RBC Capital Markets, LLC acted as lead financial advisor and Wells Fargo Securities, LLC acted as financial advisor and lead financing arranger to Tiptree. Willis Capital Markets & Advisory acted as financial advisor to Fortegra and rendered a fairness opinion (subject to the assumptions, qualifications and limitations set forth therein) to its Board of Directors in conjunction with this transaction. Schulte Roth & Zabel LLP and Debevoise & Plimpton LLP served as legal counsel to Tiptree. Kilpatrick Townsend & Stockton LLP served as legal counsel to Fortegra.
* Trina Solar Ltd. (NYSE: TSL) announced the acquisition of a 49.9 MW utility-scale ground-mounted power project in the UK from Good Energy Group PLC ("Good Energy").
The solar PV power plant received planning consent in January 2014 and will utilize Trina Solar's high quality PV modules. Construction will start in the third quarter of 2014 and the site is expected to be connected to the national grid before the end of the first quarter of 2015. If connection occurs prior to the end of March 2015 it will be entitled to receive 1.4 Renewables Obligation Certificates (ROCs) per megawatt-hour (MWh). Once operational, the project is expected to supply clean energy to more than 14,000 UK homes per year.

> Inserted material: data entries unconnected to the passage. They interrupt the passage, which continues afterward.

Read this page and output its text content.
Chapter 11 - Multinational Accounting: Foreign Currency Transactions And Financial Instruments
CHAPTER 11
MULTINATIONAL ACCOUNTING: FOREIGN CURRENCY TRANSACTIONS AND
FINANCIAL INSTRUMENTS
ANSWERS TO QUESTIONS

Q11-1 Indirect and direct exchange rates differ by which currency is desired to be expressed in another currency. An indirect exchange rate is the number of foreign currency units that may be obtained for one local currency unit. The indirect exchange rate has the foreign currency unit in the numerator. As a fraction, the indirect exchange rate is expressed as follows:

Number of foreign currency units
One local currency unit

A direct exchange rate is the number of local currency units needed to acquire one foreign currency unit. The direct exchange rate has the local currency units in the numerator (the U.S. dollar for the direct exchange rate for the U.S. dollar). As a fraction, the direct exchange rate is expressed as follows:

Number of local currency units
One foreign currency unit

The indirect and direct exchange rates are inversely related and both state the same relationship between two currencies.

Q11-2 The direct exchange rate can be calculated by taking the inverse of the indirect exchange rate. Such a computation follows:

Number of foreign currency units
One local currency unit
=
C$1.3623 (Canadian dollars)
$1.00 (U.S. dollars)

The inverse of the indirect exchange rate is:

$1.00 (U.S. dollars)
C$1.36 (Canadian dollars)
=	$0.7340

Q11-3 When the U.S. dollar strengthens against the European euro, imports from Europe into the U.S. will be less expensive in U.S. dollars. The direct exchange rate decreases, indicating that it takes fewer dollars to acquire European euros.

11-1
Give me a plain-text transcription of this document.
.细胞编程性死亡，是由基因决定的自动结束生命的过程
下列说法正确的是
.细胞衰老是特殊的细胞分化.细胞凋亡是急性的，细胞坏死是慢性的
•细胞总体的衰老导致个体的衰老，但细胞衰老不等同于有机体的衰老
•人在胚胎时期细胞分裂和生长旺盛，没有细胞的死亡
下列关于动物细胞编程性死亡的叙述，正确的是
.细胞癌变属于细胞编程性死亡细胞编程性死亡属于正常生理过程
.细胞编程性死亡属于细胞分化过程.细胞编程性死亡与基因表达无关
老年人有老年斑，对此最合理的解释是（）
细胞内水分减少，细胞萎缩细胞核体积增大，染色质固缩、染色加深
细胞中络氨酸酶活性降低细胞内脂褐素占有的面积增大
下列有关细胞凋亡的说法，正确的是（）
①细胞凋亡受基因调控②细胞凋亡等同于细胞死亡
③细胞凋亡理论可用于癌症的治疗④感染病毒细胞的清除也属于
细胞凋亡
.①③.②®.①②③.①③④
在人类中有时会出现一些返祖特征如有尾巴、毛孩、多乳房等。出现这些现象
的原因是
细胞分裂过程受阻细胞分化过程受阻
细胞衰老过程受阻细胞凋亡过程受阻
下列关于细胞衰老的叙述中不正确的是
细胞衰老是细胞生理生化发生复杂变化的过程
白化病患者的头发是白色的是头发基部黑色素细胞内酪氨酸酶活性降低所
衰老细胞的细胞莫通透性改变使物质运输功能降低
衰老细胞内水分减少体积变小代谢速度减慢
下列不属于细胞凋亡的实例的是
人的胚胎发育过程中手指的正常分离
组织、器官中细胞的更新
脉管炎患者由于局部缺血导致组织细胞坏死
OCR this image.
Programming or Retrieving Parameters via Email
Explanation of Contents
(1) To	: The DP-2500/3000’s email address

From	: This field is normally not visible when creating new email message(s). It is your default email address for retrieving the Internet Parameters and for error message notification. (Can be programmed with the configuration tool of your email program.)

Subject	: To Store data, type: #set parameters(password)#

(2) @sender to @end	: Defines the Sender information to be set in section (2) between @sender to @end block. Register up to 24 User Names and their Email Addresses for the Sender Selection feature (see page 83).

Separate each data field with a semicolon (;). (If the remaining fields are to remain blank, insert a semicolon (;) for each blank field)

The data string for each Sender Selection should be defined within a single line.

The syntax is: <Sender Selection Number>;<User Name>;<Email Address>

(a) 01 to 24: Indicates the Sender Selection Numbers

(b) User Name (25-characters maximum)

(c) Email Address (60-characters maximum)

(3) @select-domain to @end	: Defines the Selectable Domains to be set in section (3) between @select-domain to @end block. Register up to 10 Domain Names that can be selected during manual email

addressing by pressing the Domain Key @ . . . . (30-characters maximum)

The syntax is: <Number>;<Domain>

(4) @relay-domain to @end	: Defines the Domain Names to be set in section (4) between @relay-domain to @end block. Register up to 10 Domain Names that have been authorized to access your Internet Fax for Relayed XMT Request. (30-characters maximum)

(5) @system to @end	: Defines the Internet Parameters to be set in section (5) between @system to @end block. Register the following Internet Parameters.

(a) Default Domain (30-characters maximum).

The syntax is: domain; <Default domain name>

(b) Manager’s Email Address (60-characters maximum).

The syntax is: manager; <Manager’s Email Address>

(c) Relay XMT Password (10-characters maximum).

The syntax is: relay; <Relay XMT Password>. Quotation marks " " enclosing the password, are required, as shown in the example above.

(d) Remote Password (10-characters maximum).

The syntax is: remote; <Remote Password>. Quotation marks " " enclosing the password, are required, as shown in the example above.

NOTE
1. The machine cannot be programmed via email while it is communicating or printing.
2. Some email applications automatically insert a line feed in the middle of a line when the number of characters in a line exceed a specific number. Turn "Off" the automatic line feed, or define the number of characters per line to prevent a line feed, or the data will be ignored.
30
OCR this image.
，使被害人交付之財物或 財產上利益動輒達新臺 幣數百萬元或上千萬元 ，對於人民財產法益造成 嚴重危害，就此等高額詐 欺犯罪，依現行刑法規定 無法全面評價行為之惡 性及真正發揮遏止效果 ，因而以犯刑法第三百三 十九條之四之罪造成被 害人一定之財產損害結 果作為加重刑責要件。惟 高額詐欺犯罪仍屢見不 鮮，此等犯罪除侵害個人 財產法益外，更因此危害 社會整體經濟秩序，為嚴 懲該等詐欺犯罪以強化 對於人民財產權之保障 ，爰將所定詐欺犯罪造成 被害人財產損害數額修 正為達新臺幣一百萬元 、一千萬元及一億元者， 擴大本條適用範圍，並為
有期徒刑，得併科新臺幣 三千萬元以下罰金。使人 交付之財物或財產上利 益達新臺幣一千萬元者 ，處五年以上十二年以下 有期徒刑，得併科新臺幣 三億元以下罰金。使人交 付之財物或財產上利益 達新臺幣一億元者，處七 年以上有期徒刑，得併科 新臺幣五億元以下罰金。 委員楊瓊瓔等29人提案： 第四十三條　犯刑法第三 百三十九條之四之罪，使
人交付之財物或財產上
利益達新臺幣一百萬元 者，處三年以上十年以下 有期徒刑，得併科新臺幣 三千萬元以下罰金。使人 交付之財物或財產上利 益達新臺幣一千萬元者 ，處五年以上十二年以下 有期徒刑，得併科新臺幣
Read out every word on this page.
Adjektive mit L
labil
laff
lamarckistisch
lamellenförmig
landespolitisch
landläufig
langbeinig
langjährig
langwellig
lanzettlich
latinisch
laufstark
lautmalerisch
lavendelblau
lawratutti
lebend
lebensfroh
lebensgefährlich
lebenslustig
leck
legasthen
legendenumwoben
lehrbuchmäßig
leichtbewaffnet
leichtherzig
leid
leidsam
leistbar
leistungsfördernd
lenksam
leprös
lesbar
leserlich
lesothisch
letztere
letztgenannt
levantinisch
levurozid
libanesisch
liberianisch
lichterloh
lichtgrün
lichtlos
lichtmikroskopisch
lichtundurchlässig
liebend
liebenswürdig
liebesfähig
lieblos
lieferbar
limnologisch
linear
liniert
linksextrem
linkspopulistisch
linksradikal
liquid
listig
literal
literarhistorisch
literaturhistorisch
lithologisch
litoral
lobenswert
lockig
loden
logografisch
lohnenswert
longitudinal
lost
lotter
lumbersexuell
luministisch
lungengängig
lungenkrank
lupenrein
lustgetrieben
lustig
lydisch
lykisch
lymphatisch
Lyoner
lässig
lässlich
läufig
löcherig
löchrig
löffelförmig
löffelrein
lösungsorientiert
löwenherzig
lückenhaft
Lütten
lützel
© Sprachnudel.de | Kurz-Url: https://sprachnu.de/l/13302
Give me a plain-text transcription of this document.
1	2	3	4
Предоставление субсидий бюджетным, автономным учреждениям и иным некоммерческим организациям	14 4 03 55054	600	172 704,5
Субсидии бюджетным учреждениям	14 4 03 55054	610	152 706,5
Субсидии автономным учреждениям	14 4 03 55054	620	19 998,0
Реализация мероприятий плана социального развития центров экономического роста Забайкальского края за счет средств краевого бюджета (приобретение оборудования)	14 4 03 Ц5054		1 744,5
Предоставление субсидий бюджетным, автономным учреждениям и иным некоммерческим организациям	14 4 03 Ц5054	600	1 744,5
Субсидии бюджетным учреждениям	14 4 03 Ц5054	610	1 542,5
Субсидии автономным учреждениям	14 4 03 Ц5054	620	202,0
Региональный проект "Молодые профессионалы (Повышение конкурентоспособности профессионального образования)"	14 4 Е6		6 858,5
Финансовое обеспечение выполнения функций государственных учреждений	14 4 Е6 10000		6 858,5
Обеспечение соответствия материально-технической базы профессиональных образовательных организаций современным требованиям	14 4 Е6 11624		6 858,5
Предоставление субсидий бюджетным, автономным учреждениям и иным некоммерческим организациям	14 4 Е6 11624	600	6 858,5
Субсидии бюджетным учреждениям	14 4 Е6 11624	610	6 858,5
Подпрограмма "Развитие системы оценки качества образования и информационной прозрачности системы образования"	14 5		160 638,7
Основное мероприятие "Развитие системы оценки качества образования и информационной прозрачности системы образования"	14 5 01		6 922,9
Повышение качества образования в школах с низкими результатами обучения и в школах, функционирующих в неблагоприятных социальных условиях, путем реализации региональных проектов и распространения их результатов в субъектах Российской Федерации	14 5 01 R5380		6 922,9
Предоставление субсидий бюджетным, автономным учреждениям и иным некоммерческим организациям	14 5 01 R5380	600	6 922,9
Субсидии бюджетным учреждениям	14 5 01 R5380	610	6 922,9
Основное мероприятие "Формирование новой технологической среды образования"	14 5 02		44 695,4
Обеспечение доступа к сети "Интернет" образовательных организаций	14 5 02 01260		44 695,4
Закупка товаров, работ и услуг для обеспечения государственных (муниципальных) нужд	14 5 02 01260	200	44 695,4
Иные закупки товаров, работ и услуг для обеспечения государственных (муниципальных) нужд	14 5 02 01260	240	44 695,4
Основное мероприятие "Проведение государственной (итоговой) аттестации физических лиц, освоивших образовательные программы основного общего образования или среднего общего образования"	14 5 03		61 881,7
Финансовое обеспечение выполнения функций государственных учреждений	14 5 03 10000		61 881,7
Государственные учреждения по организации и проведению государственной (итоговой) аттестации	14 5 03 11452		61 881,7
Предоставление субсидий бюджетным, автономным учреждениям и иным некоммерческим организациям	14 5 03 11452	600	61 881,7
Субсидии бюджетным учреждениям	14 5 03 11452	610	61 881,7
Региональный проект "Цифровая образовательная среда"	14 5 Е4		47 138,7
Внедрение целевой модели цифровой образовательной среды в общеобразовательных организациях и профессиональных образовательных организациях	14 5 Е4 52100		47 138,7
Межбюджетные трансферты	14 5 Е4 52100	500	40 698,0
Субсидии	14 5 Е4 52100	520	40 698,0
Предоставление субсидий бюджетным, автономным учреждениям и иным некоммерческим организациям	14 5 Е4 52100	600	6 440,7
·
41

"This new project represents a new step forward for Trina Solar in the UK following the completion and grid-connection of our first two projects that totaled an installed capacity of 23.8 MWp. This new project will further strengthen our leading market position in the UK, as well as in Europe," said Mr. Jifan Gao, Chairman and Chief Executive Officer of Trina Solar. "As a mature and fast growing PV market, the UK presents opportunities for Trina to continue to invest in the downstream business. With a diversified downstream pipeline in China, Europe, Japan and Middle East, we are well positioned to realize our goal of 400 MW to 500 MW project developments this year."